Вот и стало всё как есть на свои места. И необыкновенная доброта и снисходительность герцога Оттокара к нашей казнительной бригаде. И намеки покойного принца на великую любовь его жены, которой его земная жизнь стала поперек дороги. И предсмертные угрызения совести, о коих поведал нам Олаф, сущий чаровник с женами и девами, теряющий всякую веру и меру в общении с мужами.
Все смыслы прошедших событий расставились иначе.
… Мы с Сейфуллой сидим на обочине крутой дороги и любуемся, как громоздкие траурные носилки заволакивают по ступеням с помощью грубой сермяжной силы. Упряжка с похоронными дрогами здесь не пройдет ни туда, ни оттуда. Как, любопытно мне, обходятся с упокоением местные жители? Теснятся в окружении стен или в самих стенах, то бишь в стенных нишах?
Армана с нами нет – едет впереди процессии бок о бок с сестрой. Или взаправду с братом? Нет. Как он объяснил нам, учили владеть оружием их практически наравне, к тому же Йоханна почти на год его старше, а уж крепче и быстрей была всегда. Вот так интересно выбрали кормилицу – с дитенком, что уже ножками по всему дому бегает.
Грегор тоже от меня отпросился – читать над гробом молитвы. Его я не замечаю: как обычно, затерялся посреди толпы. Грязновато-белая хламида, препоясанная лохматым вервием, тусклая плешь, пыльные ноги. Наступишь – не заметишь.
Зато на самом виду, сразу за носилками, красуются рядом трое: скромная юница и по бокам ее мощные рыцари.
Нет, я точно не назвал бы вдову нашего Олафа красивой. (Строго говоря, он и сам так не говорил и не думал.) Бледненькая, тощенькая, как крысиный хвостик, и вся, начиная с волос под прозрачной исчерна-серой вуалью и до белого траурного одеяния, как бы присыпана пеплом. Однако и в глазах идущего рядом с ней маркиза Рацибора, и, что самое удивительное, – в отеческом взгляде ее будущего свекра блестит нечто куда большее, чем наслаждение от хорошей матримониальной сделки. Как сказал бы Туфейлиус, красота любимой – в глазах любящего.

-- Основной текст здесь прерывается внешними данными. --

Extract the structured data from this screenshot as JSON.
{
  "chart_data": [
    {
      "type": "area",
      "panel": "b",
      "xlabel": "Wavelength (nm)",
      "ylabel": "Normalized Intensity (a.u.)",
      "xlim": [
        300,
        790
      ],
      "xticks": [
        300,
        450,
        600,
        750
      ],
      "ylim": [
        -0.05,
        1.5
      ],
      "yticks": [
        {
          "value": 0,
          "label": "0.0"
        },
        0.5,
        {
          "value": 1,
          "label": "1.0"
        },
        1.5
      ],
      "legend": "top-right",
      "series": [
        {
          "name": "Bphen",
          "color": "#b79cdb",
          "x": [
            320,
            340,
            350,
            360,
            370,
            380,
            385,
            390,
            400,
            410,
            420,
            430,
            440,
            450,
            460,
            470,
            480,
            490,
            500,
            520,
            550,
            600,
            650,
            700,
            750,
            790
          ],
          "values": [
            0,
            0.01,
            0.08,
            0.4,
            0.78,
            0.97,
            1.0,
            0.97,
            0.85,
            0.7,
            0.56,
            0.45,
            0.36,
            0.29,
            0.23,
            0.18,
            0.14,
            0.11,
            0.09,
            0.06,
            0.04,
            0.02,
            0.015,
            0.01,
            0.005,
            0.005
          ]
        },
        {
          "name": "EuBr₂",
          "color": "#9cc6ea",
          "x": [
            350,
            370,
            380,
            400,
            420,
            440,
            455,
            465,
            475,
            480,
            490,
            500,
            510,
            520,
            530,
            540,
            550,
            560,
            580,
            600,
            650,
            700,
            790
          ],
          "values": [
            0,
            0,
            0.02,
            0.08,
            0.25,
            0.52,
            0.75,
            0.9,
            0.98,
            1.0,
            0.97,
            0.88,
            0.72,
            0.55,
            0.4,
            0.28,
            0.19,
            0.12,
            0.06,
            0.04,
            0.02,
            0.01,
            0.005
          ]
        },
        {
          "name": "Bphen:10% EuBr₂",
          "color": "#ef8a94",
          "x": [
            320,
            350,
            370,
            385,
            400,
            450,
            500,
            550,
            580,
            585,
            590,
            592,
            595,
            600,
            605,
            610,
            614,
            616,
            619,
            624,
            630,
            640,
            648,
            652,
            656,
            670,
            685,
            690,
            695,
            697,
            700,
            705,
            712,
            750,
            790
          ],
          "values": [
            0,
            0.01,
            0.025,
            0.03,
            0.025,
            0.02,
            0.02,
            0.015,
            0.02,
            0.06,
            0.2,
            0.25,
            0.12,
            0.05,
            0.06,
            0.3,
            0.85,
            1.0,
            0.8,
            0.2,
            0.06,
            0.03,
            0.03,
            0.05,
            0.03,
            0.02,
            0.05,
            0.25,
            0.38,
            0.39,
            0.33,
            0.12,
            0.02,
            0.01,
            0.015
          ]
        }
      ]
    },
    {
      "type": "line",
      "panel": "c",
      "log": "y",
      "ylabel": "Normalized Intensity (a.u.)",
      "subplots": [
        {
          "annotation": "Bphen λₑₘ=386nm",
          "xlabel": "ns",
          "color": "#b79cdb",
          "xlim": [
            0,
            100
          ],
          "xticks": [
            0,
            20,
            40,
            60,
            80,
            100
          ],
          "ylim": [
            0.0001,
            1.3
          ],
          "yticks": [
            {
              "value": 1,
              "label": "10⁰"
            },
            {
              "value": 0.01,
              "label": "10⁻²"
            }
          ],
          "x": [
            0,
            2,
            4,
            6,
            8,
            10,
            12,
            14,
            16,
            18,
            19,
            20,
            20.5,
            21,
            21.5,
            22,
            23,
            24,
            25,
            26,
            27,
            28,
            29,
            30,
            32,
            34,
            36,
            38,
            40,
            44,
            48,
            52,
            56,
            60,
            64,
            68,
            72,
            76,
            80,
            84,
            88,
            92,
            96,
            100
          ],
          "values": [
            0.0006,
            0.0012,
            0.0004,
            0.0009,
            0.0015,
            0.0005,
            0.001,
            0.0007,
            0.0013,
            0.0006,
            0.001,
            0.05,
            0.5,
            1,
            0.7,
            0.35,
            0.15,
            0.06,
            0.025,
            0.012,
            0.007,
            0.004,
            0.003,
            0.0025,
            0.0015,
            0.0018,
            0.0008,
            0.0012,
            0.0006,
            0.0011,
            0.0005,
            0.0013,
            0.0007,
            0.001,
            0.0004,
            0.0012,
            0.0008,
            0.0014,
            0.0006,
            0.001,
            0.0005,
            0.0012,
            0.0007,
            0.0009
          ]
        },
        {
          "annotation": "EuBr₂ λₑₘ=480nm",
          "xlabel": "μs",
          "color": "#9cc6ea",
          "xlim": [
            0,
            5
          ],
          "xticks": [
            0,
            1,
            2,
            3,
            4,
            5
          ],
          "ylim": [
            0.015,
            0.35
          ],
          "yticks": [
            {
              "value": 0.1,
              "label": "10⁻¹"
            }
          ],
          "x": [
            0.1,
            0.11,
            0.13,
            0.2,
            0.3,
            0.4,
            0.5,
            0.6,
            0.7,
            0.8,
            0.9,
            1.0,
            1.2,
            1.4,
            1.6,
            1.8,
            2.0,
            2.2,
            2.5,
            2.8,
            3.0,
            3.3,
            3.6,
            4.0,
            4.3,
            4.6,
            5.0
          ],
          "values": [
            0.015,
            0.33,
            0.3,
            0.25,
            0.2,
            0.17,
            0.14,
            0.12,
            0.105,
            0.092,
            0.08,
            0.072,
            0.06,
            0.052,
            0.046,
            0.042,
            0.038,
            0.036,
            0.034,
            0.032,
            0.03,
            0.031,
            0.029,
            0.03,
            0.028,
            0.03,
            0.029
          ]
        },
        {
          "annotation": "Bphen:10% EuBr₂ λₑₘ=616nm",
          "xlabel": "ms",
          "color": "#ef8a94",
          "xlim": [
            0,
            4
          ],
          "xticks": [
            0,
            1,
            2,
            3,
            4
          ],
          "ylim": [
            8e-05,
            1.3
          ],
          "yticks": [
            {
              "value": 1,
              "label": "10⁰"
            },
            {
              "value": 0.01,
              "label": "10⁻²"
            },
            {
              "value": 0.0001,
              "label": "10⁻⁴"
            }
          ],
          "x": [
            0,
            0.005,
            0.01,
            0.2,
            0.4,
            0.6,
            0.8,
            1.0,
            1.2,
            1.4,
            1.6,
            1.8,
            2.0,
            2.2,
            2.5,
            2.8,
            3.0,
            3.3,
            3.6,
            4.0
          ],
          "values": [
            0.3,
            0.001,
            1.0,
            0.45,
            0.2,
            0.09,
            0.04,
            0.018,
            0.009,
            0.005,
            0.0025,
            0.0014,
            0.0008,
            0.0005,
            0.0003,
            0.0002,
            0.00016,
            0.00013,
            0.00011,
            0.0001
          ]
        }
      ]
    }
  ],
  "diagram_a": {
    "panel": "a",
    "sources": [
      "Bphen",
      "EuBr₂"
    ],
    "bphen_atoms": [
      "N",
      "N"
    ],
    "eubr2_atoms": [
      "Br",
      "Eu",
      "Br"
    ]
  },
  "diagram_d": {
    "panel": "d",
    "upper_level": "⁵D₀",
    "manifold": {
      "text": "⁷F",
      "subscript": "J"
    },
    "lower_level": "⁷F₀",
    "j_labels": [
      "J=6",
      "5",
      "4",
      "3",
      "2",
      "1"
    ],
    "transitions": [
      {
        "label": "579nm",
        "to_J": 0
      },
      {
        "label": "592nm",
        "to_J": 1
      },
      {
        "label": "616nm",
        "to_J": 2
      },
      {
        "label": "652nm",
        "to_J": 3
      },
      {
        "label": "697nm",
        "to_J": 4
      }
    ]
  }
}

– А в нем осталось очень мало телесной влаги, в его мертвом теле, – задумчиво говорит Сейфулла. – Ты ведь даже посмотреть на него побоялся – одни мы обмывали и убирали. Почему?
И тут, где нас никто не может услышать, я рассказываю ему.
Как внезапно, на какой-то почти неощутимый миг, почувствовал возвращение Торригаля, его шагреневой, акульей рукояти в моей руке. И уже сложив клинок наземь, краем глаза увидел, что женская личина как бы вписалась в Древо, мелькнув подобием…
– Грегор рассказывал нам языческий миф, помнишь? Чудовище со вьющимися змеями вместо волос. Только тут были переплетенные ветви.
– Горгона, – ответил он.
– Мелькнув подобием Горгоны Медузы. Да. И ярко-красные губы, точно окрашенные выпитой кровью, и светлое серебро кожи, а волосы – как червонное золото осенней листвы.
Сейфулла хмыкнул:
– Надо как следует на тебя надавить, чтобы пробудить в тебе поэта.
– Ты не сильно удивился тому, что прячется за поэзией, как я вижу.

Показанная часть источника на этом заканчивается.